I met Linda Ward
Selbie in 1980 when I began to frequent her gallery, The Magic Image, in Pickering,
Ontario. She is a talented artist in her own right, however, I didn't look at her work
seriously until her show, Circus Fortuna, in 1989. At the time, I noted a strong
classical composition and design sense, and I offered her exhibition space at the Robert
McLaughlin Gallery. Organized by our staff member Linda Jansma, Circus Vesta,
received much acclaim in our 1992 exhibition year.
Throughout the years that I have been a curator, I
have often thought of Ward Selbie. When I received an invitation to write the essay for
her show Legna: the Goddess at the Crossroads, organized by David Taylor at the
Gallery Lambton in Sarnia in 1995, I reacted with delight. I had known she would be an
important artist. The Robert McLauglin Gallery has acquired over time a group of seventeen
works covering a ten year period of the artists development.

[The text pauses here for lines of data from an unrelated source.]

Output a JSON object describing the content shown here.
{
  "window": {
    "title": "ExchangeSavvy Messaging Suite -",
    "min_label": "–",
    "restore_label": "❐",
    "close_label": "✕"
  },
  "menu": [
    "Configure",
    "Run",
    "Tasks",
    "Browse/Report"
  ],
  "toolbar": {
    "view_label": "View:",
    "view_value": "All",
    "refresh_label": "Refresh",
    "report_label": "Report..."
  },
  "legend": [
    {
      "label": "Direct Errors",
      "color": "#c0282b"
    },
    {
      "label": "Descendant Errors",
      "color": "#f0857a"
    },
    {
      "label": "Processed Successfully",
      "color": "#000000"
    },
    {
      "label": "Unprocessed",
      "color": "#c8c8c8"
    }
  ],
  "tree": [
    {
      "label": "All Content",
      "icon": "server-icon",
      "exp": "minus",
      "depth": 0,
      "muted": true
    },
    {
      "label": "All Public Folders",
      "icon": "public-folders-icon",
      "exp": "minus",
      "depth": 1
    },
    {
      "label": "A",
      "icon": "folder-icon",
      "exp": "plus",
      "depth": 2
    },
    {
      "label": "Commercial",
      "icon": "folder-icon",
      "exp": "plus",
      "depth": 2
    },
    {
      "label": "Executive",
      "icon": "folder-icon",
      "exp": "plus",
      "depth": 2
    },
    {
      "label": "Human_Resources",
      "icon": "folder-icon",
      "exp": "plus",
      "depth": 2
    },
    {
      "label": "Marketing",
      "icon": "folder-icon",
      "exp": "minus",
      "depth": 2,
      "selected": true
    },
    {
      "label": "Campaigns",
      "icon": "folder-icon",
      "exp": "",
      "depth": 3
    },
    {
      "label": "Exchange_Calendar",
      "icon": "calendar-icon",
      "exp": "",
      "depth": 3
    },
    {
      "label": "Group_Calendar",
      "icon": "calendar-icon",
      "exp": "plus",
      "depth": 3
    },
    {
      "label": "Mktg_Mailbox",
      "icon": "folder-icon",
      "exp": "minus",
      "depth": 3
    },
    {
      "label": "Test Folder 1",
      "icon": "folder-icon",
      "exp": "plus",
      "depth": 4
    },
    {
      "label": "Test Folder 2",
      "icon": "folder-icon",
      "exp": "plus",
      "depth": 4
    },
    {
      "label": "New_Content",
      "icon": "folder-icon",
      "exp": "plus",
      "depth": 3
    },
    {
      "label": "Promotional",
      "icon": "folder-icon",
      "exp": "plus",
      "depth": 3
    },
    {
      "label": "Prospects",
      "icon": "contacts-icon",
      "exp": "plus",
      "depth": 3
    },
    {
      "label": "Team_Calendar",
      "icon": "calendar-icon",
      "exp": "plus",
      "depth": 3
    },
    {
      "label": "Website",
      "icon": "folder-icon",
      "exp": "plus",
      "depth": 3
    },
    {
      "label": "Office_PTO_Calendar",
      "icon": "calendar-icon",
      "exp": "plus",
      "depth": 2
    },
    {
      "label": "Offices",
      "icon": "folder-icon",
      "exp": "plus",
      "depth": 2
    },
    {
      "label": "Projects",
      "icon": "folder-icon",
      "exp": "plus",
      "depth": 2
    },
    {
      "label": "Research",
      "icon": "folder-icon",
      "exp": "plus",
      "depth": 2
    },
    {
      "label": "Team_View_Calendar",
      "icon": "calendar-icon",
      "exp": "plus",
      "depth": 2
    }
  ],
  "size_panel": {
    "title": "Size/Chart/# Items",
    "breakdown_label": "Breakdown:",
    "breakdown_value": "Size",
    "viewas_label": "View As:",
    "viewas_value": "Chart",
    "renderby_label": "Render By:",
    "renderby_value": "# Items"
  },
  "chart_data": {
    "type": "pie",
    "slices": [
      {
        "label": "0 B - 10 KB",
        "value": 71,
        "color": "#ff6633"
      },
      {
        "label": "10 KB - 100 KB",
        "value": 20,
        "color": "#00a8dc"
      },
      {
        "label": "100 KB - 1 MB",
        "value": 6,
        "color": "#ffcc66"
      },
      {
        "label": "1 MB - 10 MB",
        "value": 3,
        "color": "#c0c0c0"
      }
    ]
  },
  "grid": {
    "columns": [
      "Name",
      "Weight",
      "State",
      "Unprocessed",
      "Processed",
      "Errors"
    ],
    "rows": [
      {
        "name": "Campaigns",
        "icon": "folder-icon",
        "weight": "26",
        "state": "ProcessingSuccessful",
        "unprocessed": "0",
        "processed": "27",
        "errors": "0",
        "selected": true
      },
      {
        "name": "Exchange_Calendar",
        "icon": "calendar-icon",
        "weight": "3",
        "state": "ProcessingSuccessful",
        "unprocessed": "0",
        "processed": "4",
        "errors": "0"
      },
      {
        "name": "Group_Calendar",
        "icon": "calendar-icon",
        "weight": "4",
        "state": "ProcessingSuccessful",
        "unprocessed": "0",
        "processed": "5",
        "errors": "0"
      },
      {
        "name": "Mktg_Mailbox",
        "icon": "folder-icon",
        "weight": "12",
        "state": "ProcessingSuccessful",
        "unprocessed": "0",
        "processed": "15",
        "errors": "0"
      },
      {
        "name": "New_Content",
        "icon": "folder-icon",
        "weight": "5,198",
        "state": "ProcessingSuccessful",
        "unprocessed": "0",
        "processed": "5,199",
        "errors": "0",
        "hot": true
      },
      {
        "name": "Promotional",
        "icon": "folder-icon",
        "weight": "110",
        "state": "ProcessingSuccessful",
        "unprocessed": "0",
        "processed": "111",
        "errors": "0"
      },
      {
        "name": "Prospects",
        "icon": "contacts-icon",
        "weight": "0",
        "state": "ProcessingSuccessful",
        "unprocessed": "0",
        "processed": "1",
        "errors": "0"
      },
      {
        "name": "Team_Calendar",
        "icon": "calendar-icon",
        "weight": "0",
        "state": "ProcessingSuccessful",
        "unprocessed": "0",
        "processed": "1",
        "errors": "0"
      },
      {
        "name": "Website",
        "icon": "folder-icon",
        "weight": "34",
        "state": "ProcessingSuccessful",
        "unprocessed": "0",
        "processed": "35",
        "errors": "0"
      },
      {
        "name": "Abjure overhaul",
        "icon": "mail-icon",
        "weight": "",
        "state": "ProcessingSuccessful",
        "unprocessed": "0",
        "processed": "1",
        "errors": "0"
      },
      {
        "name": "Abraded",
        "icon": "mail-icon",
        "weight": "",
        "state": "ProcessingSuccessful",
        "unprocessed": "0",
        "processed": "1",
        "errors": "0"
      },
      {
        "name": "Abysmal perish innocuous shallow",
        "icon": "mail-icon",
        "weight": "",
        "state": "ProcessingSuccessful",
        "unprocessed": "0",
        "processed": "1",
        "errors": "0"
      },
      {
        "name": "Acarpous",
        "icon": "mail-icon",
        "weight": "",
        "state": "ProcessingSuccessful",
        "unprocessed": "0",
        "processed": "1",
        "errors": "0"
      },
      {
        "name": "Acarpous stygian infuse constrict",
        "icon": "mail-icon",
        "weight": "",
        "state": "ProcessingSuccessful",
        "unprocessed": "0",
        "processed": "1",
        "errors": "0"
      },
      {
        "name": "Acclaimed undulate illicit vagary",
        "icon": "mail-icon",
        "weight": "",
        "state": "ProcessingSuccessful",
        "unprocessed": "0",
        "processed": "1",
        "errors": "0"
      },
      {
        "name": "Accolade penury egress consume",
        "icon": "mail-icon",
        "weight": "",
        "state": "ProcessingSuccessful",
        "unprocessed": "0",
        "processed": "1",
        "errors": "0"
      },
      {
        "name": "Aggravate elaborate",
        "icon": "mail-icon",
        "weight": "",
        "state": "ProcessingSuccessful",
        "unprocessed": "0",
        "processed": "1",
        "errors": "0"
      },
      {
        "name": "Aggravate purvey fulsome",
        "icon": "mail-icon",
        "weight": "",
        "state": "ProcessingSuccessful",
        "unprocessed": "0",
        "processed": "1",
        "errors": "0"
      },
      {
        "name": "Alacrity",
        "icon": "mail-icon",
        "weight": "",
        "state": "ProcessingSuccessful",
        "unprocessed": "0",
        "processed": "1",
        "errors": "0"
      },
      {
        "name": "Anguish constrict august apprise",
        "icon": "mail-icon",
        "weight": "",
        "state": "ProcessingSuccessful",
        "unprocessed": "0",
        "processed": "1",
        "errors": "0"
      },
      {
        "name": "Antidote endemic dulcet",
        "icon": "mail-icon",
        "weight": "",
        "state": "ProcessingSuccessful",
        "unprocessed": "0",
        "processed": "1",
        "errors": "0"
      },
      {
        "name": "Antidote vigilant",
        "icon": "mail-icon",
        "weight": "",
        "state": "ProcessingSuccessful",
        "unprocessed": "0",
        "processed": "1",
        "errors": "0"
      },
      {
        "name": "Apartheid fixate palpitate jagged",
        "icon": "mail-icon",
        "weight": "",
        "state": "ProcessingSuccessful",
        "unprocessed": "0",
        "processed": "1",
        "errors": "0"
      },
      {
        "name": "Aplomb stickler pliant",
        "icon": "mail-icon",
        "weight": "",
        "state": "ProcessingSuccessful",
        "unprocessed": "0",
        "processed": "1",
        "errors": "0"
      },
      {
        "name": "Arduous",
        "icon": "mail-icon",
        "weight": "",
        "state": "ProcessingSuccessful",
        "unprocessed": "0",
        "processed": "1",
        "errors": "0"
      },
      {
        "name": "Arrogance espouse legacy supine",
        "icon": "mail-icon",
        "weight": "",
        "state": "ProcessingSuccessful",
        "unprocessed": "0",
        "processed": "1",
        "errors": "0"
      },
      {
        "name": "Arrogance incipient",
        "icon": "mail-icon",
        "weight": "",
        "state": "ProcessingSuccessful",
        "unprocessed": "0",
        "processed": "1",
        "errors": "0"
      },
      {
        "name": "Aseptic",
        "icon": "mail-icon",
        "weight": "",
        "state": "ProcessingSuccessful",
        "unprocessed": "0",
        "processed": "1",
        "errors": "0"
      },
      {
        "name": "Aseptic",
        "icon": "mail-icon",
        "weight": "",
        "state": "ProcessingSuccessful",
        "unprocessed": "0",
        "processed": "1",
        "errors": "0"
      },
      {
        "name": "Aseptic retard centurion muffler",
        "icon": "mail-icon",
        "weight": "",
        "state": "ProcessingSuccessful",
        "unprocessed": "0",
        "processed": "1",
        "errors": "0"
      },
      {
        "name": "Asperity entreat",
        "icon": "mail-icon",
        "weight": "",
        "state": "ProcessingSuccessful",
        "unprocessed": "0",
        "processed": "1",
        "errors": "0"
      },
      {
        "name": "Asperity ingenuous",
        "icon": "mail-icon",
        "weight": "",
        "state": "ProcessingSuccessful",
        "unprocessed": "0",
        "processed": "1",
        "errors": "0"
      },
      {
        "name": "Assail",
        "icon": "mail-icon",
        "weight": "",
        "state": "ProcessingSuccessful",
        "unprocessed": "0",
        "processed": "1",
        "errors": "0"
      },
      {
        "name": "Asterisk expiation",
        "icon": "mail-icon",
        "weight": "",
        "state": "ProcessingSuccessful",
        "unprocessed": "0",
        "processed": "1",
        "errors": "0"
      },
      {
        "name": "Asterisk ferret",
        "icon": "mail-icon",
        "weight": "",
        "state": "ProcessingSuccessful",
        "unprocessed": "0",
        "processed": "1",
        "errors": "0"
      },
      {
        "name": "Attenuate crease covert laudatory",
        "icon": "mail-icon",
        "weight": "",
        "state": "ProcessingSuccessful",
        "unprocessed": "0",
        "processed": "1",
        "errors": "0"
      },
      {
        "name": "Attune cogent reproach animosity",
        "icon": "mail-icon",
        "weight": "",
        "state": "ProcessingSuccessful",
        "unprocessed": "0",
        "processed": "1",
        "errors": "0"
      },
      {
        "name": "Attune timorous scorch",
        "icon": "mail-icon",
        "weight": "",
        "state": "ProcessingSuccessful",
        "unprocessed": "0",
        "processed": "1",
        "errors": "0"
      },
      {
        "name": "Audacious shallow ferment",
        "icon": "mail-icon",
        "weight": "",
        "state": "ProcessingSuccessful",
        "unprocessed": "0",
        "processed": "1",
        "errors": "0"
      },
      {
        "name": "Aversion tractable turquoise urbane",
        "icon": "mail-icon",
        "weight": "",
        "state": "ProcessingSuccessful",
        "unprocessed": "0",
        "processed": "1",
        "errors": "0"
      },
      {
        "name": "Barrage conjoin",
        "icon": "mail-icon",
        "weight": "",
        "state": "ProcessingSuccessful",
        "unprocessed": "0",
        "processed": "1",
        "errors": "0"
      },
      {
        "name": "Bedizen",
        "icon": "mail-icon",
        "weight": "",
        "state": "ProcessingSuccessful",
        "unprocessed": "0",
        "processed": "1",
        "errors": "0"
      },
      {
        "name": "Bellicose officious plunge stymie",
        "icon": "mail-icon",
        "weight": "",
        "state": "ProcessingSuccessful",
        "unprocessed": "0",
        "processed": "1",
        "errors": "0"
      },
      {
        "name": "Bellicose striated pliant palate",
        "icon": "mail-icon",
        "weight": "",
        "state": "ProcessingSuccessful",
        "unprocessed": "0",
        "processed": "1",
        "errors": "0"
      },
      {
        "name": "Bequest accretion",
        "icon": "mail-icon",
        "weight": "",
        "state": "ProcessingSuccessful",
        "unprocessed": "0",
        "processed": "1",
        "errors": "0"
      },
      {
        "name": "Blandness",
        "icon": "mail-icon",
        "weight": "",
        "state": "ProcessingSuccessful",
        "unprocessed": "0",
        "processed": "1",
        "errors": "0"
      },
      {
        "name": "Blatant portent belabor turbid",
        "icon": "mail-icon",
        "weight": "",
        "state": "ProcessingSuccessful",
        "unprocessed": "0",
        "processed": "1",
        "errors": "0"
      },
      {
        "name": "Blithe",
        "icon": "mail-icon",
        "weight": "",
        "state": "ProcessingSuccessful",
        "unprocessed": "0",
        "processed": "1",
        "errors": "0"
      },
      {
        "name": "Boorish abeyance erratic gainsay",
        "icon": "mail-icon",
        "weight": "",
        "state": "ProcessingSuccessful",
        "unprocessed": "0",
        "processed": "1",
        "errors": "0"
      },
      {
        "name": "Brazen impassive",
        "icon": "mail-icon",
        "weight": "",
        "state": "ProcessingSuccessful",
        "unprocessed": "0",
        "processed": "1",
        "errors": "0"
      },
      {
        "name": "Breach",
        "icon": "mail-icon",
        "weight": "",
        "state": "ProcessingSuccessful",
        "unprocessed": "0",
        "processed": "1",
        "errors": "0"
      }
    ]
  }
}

This exhibition introduces work which Ward Selbie had
done in the past two years in the Sicilian islands. The works are saturated with images of
the past and present -- thousands of years of history colliding -- yet still harmonizing
as shown through the sensitive gaze of Ward Selbie.
In her essay, Kate Regan discusses the isolation of
Sicily and how it has affected both its past and its people. Her descriptions of the
works, as well as the artist, reveal her sensitivity to both.